President Vianne Timmons’ paid leave from the university came after a report from Canadian Broadcasting Corporation (CBC) that questioned claims that Timmons was of Native American descent. The report was “prompted by questions raised by individuals, including those in Indigenous communities, across Canada,” it state. Specifically, the article was aimed at figuring out if Timmons' Indigenous identity opened any doors for her professionally. In the article, she claimed that it never did.
After the article questioning her heritage was released, Timmons issued a statement where she apologized and said that she will step back from her role from the university temporarily.
"While I have shared that I am not Mi'kmaw and I do not claim an Indigenous identity, questions about my intentions in identifying my Indigenous ancestry and whether I have benefited from sharing my understanding of my family's history have sparked important conversations on and beyond our campus," Timmons wrote in a statement released this week. "I have been reflecting on this feedback from the Indigenous community, and I sincerely regret any hurt or confusion sharing my story may have caused.

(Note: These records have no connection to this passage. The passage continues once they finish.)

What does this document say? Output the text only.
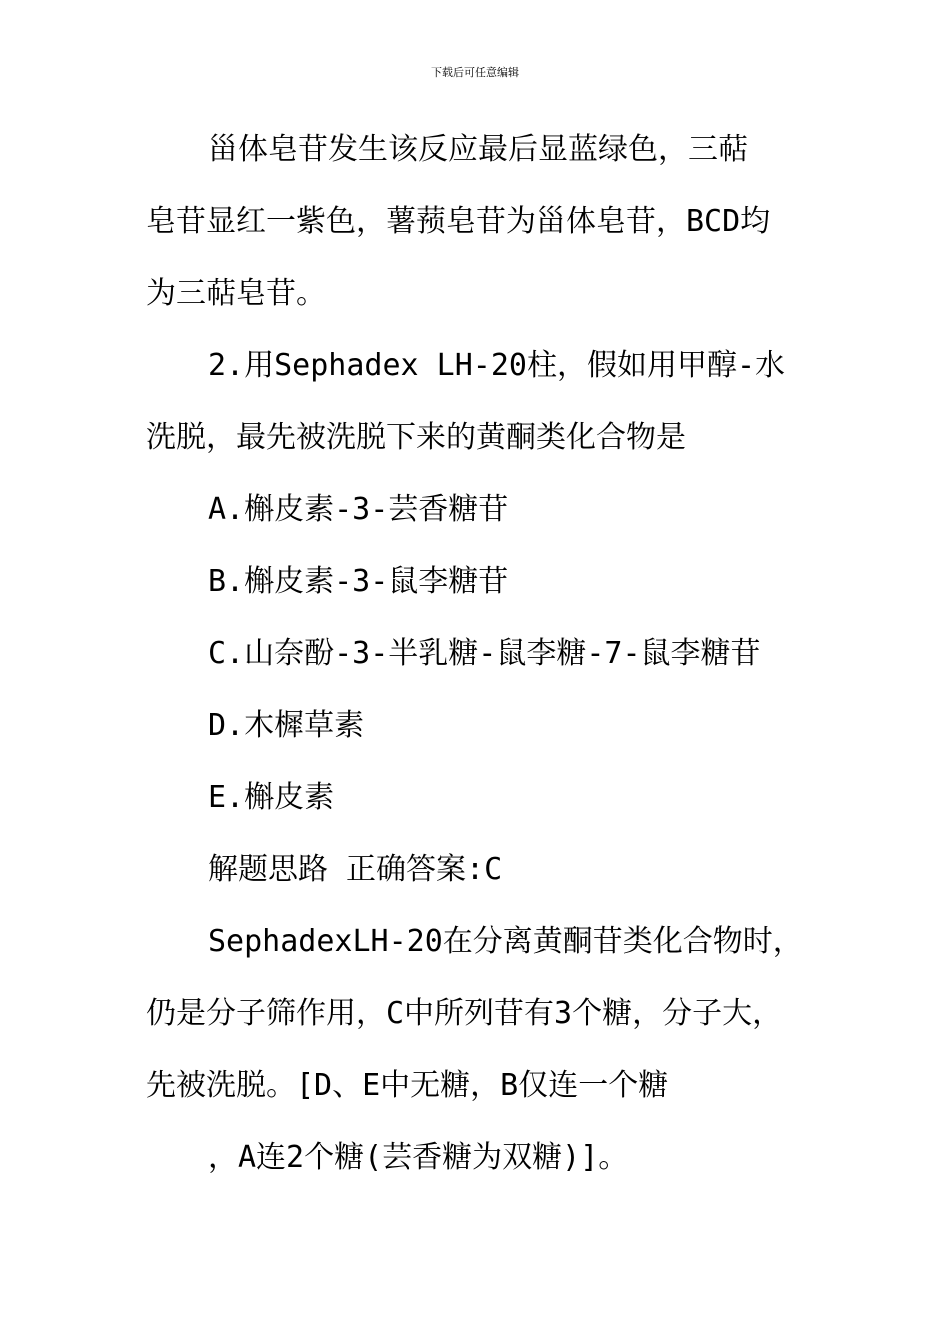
下载后可任意编辑

甾体皂苷发生该反应最后显蓝绿色，三萜

皂苷显红一紫色，薯蓣皂苷为甾体皂苷，BCD均

为三萜皂苷。

2.用Sephadex LH-20柱，假如用甲醇-水

洗脱，最先被洗脱下来的黄酮类化合物是

A.槲皮素-3-芸香糖苷

B.槲皮素-3-鼠李糖苷

C.山奈酚-3-半乳糖-鼠李糖-7-鼠李糖苷

D.木樨草素

E.槲皮素

解题思路 正确答案:C

SephadexLH-20在分离黄酮苷类化合物时，

仍是分子筛作用，C中所列苷有3个糖，分子大，

先被洗脱。[D、E中无糖，B仅连一个糖

，A连2个糖(芸香糖为双糖)]。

That was never my intention and I deeply apologize to those I have impacted."
CBC reported that the paid leave will last six weeks. In the meantime, the university will “[gather] Indigenous leaders” to discuss how to handle the controversy. The outlet noted that Timmons previously claimed to be Mi’kmaw, and believes that Indigenous “ancestry” and “identity” are not the same.

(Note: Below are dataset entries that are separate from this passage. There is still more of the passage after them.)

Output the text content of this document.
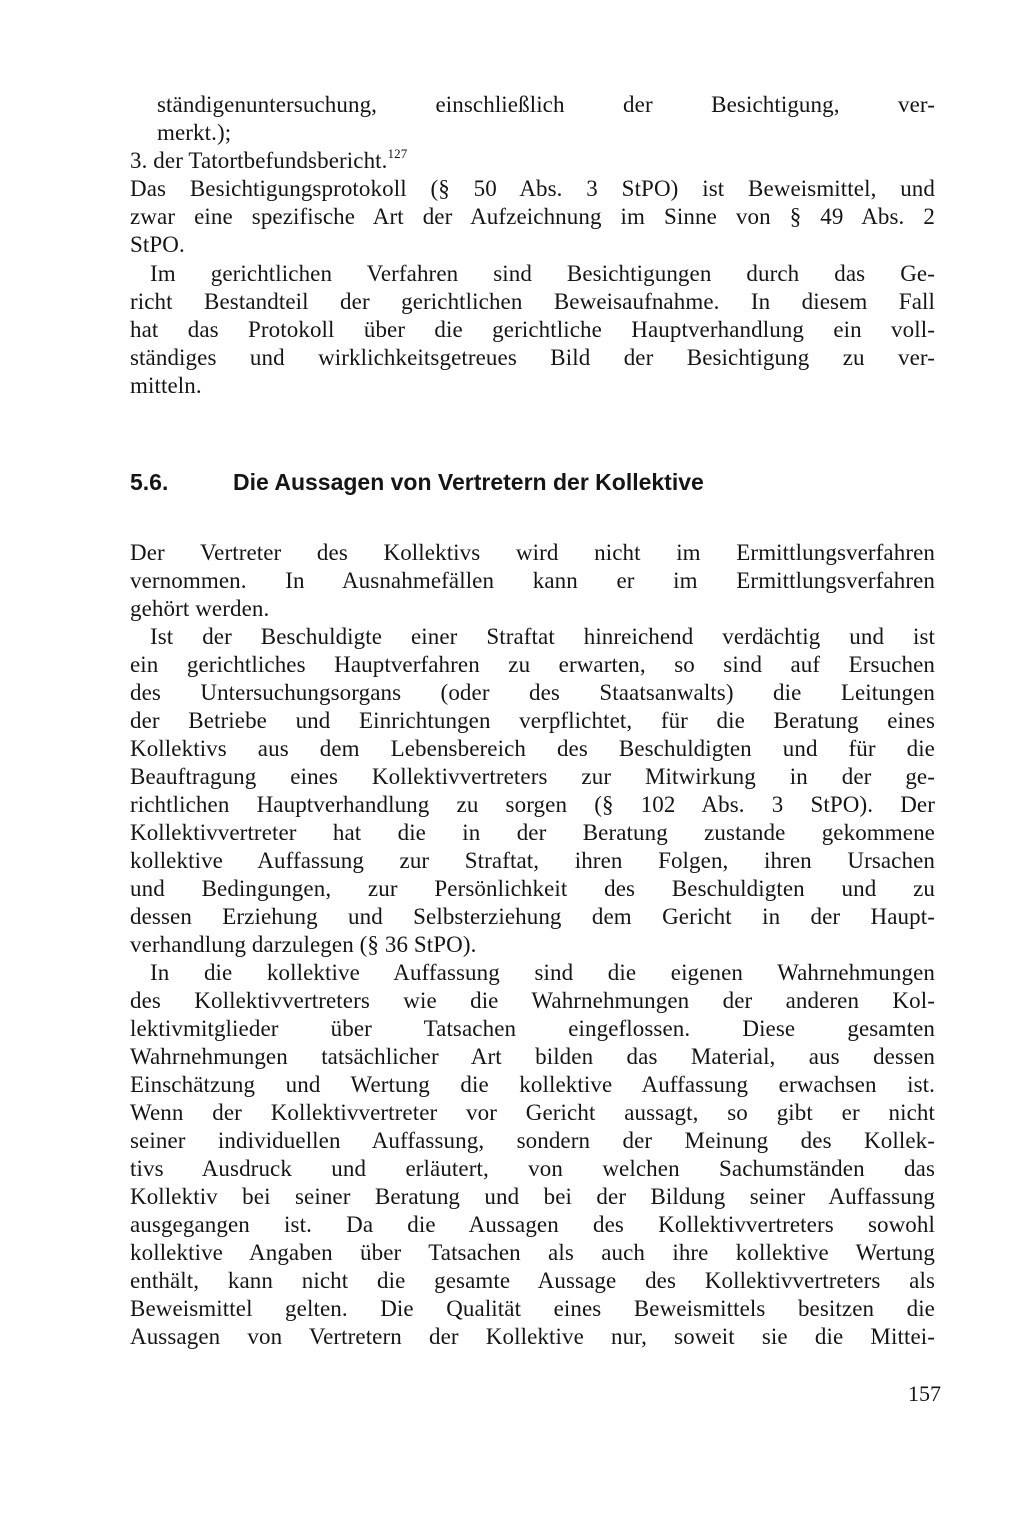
ständigenuntersuchung, einschließlich der Besichtigung, ver-
merkt.);
3. der Tatortbefundsbericht.$^{127}$
Das Besichtigungsprotokoll (§ 50 Abs. 3 StPO) ist Beweismittel, und
zwar eine spezifische Art der Aufzeichnung im Sinne von § 49 Abs. 2
StPO.
Im gerichtlichen Verfahren sind Besichtigungen durch das Ge-
richt Bestandteil der gerichtlichen Beweisaufnahme. In diesem Fall
hat das Protokoll über die gerichtliche Hauptverhandlung ein voll-
ständiges und wirklichkeitsgetreues Bild der Besichtigung zu ver-
mitteln.
5.6.	Die Aussagen von Vertretern der Kollektive
Der Vertreter des Kollektivs wird nicht im Ermittlungsverfahren
vernommen. In Ausnahmefällen kann er im Ermittlungsverfahren
gehört werden.
Ist der Beschuldigte einer Straftat hinreichend verdächtig und ist
ein gerichtliches Hauptverfahren zu erwarten, so sind auf Ersuchen
des Untersuchungsorgans (oder des Staatsanwalts) die Leitungen
der Betriebe und Einrichtungen verpflichtet, für die Beratung eines
Kollektivs aus dem Lebensbereich des Beschuldigten und für die
Beauftragung eines Kollektivvertreters zur Mitwirkung in der ge-
richtlichen Hauptverhandlung zu sorgen (§ 102 Abs. 3 StPO). Der
Kollektivvertreter hat die in der Beratung zustande gekommene
kollektive Auffassung zur Straftat, ihren Folgen, ihren Ursachen
und Bedingungen, zur Persönlichkeit des Beschuldigten und zu
dessen Erziehung und Selbsterziehung dem Gericht in der Haupt-
verhandlung darzulegen (§ 36 StPO).
In die kollektive Auffassung sind die eigenen Wahrnehmungen
des Kollektivvertreters wie die Wahrnehmungen der anderen Kol-
lektivmitglieder über Tatsachen eingeflossen. Diese gesamten
Wahrnehmungen tatsächlicher Art bilden das Material, aus dessen
Einschätzung und Wertung die kollektive Auffassung erwachsen ist.
Wenn der Kollektivvertreter vor Gericht aussagt, so gibt er nicht
seiner individuellen Auffassung, sondern der Meinung des Kollek-
tivs Ausdruck und erläutert, von welchen Sachumständen das
Kollektiv bei seiner Beratung und bei der Bildung seiner Auffassung
ausgegangen ist. Da die Aussagen des Kollektivvertreters sowohl
kollektive Angaben über Tatsachen als auch ihre kollektive Wertung
enthält, kann nicht die gesamte Aussage des Kollektivvertreters als
Beweismittel gelten. Die Qualität eines Beweismittels besitzen die
Aussagen von Vertretern der Kollektive nur, soweit sie die Mittei-
157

“I am wholeheartedly supportive of this process to seek Indigenous guidance and knowledge. Indigenous Peoples must lead this conversation and we all have a role to play in listening and ensuring their voices are elevated in the weeks to come,” she added.

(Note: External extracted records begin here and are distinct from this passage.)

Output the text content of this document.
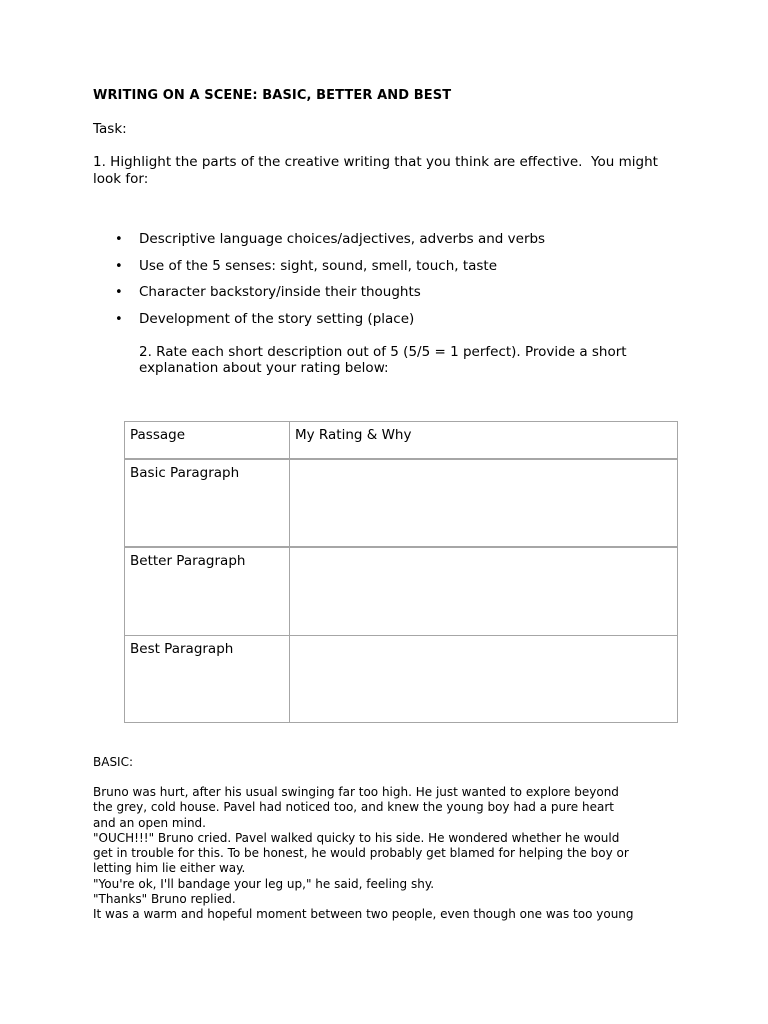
WRITING ON A SCENE: BASIC, BETTER AND BEST
Task:
1. Highlight the parts of the creative writing that you think are effective.  You might look for:
• Descriptive language choices/adjectives, adverbs and verbs
• Use of the 5 senses: sight, sound, smell, touch, taste
• Character backstory/inside their thoughts
• Development of the story setting (place)
2. Rate each short description out of 5 (5/5 = 1 perfect). Provide a short explanation about your rating below:
Passage	My Rating & Why
Basic Paragraph
Better Paragraph
Best Paragraph
BASIC:
Bruno was hurt, after his usual swinging far too high. He just wanted to explore beyond
the grey, cold house. Pavel had noticed too, and knew the young boy had a pure heart
and an open mind.
"OUCH!!!" Bruno cried. Pavel walked quicky to his side. He wondered whether he would
get in trouble for this. To be honest, he would probably get blamed for helping the boy or
letting him lie either way.
"You're ok, I'll bandage your leg up," he said, feeling shy.
"Thanks" Bruno replied.
It was a warm and hopeful moment between two people, even though one was too young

BREAKING | MUN president Vianne Timmons takes voluntary 6-week leavehttps://t.co/fBZKVEJwEc #cbcnl pic.twitter.com/rUttxfNVrR— CBC Newfoundland and Labrador (@CBCNL) March 13, 2023
According to Fox News, Timmons explained that she joined the Bras d’Or Mi’kmaq First Nation tribe around 2009 when her brother submitted their genealogy. Reportedly, the tribe is not recognized by Native Americans or the federal government.
"But then I looked into it on my own and I didn't feel comfortable identifying as a member of a band that wasn't official or as a member of a band anyway because I was not raised Mi'kmaw and so I removed it and never referred to it again," Timmons said in a statement.
However, CBC News reported that it found “multiple references” of her Indigenous identity in her professional biographies, including for an advisory board, up until 2018.
This isn’t the first time a university figure has been suspected of fabricating their Native American heritage. In 2021, a Canadian academic, Carrie Bourassa, claimed to be Metis, Anishinaabe and Tlingit, but an investigation done by her colleagues found “no evidence that she had any indigenous ancestry.”